Harry – Je reviens toujours aux mêmes basiques, comme les Beach Boys. J’aime beaucoup cette écriture simple, une chanson classique, faite de telle façon qu’elle traverse le monde et le temps. C’est éternel et pour moi ça ne mourra jamais. C’est ce que j’aimais enfant et ce que j’aime toujours aujourd’hui. Je traverse aussi plein de phases différentes. En ce moment j’écoute beaucoup de house, de dance, ce qui se fait beaucoup au Royaume-Uni. J’aime beaucoup Polo & Pan.
Un des thèmes récurrents de votre album, c’est celui de l’espace. C’est quelque chose qui vous fascine ?
Orono – Je crois que ça vient du fait d’avoir été propulsé dans cette tournée, on a eu la sensation d’être dans l’espace, de ne pas savoir où nous étions. Ça a été une grande inspiration pour nous.
Harry – On a eu l’impression d’atterrir sur une constellation inconnue. Et ça revient aussi à cette idée de se sentir comme des enfants et de ne pas vouloir de limites. L’espace a cet effet face à l’humain. C’est tellement vaste et inconnu. On en sait finalement très peu, on ne peut pas le contrôler. Ça nous ramène à la posture d’un enfant qui découvre quelque chose pour la première fois. C’est très excitant.

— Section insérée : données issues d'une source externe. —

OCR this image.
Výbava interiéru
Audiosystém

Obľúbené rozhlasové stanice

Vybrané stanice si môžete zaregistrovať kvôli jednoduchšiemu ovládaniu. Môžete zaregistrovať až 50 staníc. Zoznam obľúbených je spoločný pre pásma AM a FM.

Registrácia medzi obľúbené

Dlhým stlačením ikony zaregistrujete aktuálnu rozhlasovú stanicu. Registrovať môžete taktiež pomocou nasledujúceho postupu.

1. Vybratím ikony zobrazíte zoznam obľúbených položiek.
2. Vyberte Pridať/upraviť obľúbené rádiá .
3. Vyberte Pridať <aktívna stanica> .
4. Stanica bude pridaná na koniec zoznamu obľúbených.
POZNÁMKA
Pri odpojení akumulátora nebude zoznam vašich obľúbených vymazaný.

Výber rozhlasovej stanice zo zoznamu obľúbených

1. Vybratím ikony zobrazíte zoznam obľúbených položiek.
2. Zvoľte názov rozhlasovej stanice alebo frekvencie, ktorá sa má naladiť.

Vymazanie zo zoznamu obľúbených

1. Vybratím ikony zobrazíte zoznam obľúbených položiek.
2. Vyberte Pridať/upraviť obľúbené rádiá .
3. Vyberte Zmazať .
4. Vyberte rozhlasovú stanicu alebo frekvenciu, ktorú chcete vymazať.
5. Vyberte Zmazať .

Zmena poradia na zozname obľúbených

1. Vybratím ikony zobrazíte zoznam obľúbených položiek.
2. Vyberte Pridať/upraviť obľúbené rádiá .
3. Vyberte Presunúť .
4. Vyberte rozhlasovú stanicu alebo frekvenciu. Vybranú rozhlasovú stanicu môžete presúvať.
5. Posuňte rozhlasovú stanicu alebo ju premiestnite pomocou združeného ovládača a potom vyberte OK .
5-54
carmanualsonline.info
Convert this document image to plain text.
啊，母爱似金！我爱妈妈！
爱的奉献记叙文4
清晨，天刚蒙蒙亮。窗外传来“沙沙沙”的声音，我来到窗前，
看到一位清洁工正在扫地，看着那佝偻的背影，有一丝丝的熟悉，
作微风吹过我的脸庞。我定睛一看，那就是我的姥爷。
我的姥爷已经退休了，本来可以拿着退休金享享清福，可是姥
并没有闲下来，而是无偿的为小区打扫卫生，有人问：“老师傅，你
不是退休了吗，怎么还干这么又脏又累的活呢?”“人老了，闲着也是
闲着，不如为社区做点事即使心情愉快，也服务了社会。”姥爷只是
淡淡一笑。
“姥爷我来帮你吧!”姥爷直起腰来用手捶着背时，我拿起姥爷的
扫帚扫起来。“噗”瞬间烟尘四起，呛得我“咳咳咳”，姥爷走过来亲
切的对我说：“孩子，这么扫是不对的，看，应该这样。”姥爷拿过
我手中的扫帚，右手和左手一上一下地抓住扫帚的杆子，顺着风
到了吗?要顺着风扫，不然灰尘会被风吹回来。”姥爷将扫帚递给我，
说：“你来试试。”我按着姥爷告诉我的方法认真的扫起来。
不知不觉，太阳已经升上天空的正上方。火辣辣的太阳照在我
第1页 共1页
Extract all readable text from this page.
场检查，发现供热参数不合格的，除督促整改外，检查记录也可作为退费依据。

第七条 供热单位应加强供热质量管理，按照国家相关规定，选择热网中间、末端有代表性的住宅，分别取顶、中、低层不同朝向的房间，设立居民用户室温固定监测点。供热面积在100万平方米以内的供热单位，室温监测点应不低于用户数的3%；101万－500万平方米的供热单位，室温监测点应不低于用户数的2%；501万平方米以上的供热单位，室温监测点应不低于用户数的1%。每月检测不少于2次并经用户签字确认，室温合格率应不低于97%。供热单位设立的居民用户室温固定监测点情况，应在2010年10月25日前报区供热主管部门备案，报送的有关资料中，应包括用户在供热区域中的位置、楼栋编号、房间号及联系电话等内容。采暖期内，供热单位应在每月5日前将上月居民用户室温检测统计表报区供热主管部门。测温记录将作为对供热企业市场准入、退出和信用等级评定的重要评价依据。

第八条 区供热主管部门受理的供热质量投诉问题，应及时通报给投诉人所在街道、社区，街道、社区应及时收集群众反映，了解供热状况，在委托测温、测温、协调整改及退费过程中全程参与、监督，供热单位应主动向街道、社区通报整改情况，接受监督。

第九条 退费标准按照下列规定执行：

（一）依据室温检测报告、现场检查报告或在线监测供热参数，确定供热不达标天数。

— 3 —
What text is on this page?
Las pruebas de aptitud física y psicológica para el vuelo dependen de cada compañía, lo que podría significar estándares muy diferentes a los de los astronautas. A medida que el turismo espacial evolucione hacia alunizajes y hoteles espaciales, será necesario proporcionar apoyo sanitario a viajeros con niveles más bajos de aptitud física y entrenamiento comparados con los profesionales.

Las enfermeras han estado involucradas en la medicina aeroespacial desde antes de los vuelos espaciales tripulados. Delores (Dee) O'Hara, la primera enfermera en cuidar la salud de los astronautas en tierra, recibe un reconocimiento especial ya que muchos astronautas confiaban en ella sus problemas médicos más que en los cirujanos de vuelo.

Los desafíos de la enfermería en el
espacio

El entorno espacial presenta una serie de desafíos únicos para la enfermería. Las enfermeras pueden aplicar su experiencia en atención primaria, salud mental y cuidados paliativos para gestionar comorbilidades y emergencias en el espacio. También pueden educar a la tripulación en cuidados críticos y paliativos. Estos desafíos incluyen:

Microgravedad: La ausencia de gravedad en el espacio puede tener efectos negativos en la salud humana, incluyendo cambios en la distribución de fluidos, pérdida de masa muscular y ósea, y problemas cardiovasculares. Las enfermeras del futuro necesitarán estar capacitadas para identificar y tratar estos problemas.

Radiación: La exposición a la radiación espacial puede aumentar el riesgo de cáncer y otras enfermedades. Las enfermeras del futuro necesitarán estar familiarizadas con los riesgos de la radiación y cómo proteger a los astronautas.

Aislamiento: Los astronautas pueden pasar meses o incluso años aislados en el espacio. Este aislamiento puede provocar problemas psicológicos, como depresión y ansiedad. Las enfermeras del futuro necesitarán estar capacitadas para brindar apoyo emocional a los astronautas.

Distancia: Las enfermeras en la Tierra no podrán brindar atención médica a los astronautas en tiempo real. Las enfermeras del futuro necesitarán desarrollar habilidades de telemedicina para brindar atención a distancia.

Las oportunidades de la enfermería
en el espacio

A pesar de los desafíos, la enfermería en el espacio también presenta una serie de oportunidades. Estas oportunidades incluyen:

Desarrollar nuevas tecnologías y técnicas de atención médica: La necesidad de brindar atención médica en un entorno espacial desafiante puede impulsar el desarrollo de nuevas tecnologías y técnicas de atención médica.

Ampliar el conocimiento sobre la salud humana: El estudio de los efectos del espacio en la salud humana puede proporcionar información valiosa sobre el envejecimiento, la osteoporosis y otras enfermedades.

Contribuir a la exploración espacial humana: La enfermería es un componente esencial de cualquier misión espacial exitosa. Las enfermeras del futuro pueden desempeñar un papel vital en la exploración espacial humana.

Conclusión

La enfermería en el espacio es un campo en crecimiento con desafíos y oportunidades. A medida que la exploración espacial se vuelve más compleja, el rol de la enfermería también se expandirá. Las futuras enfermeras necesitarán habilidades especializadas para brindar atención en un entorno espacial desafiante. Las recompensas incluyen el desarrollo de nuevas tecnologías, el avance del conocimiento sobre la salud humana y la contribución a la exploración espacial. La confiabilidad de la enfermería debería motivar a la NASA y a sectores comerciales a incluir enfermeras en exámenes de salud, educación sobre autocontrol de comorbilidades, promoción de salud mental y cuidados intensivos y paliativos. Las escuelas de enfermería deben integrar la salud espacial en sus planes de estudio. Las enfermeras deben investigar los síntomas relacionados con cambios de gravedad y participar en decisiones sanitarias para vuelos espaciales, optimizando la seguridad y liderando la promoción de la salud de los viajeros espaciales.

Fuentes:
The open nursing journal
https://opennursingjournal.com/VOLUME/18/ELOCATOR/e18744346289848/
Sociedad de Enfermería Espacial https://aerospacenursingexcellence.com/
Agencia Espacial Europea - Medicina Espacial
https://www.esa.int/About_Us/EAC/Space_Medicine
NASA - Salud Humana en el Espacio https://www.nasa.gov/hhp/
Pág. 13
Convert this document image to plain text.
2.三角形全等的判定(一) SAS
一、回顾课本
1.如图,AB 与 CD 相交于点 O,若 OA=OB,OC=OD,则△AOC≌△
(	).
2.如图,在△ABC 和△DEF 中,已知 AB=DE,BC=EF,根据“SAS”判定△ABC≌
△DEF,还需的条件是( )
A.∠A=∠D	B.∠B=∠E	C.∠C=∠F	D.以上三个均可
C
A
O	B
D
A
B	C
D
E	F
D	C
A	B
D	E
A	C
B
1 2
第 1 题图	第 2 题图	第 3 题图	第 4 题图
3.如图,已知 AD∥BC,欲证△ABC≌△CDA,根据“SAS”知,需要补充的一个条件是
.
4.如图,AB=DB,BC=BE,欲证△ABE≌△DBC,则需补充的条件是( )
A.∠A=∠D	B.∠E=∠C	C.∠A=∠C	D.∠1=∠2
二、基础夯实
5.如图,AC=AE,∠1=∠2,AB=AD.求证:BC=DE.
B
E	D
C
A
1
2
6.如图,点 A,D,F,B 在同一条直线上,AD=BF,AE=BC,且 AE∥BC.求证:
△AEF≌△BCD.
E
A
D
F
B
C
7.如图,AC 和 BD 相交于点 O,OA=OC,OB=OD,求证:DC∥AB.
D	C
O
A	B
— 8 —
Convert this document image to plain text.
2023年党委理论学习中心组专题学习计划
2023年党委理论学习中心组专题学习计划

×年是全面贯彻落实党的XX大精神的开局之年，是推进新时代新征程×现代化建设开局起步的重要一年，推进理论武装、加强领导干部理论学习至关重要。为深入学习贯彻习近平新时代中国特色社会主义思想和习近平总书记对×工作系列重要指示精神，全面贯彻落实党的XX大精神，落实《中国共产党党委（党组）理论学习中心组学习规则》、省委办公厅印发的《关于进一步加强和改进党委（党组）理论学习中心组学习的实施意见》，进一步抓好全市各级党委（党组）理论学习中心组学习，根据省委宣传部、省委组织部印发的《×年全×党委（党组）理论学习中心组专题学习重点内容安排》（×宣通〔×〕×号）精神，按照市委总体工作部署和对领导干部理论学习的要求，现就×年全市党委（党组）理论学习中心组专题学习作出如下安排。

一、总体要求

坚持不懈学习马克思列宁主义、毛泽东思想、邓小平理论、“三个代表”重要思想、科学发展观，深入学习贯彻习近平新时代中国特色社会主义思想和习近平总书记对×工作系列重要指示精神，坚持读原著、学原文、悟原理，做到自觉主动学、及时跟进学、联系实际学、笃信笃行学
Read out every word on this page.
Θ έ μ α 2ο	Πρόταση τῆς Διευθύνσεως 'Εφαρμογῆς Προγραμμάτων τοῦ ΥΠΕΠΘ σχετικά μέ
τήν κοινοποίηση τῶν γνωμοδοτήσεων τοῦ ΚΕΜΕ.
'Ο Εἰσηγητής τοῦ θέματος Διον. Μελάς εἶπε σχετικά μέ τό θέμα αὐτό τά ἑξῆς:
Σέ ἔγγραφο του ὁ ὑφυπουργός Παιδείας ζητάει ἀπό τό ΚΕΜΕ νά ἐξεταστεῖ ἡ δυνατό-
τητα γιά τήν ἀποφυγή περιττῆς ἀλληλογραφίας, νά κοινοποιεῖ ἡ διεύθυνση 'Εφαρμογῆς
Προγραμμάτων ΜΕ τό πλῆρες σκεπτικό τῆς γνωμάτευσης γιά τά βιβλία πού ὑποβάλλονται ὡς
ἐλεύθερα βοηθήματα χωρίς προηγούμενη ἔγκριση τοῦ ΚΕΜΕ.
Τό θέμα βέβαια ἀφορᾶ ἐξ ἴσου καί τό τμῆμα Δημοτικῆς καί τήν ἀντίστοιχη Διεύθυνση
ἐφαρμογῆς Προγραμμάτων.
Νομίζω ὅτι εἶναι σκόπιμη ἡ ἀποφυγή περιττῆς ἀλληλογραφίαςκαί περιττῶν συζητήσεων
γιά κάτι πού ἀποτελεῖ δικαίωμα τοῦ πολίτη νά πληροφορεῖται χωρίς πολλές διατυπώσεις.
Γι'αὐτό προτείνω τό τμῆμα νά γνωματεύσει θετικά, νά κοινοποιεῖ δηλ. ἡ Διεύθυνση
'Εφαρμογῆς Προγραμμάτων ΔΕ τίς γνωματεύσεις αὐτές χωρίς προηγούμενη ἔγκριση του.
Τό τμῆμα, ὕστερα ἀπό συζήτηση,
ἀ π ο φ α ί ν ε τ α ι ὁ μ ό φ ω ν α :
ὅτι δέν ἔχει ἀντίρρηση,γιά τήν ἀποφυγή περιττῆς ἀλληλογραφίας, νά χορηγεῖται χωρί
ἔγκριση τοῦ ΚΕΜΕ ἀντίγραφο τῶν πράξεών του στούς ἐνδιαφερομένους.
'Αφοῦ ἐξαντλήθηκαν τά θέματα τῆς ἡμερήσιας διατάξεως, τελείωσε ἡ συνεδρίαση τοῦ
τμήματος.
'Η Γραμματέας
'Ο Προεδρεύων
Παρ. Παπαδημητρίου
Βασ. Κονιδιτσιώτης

Dans le morceau « World Wide Pop », vous dîtes « Hello from the children of planet Earth ». Si vous deviez envoyer un morceau de Superorganism aux enfants d’une autre planète, lequel ce serait ?
Orono – Probablement « Something for your M.I.N.D. », parce que c’est notre plus gros tube, alors avec un peu de chance ils aimeront. Imaginez qu’on envoie quelque chose et qu’ils se disent « Mais qu’est-ce que c’est nul ».
Harry – Je pense que j’enverrai « Solar System », j’aime beaucoup l’ambiance et c’est une sorte de portrait de cet endroit de l’espace où nous vivons.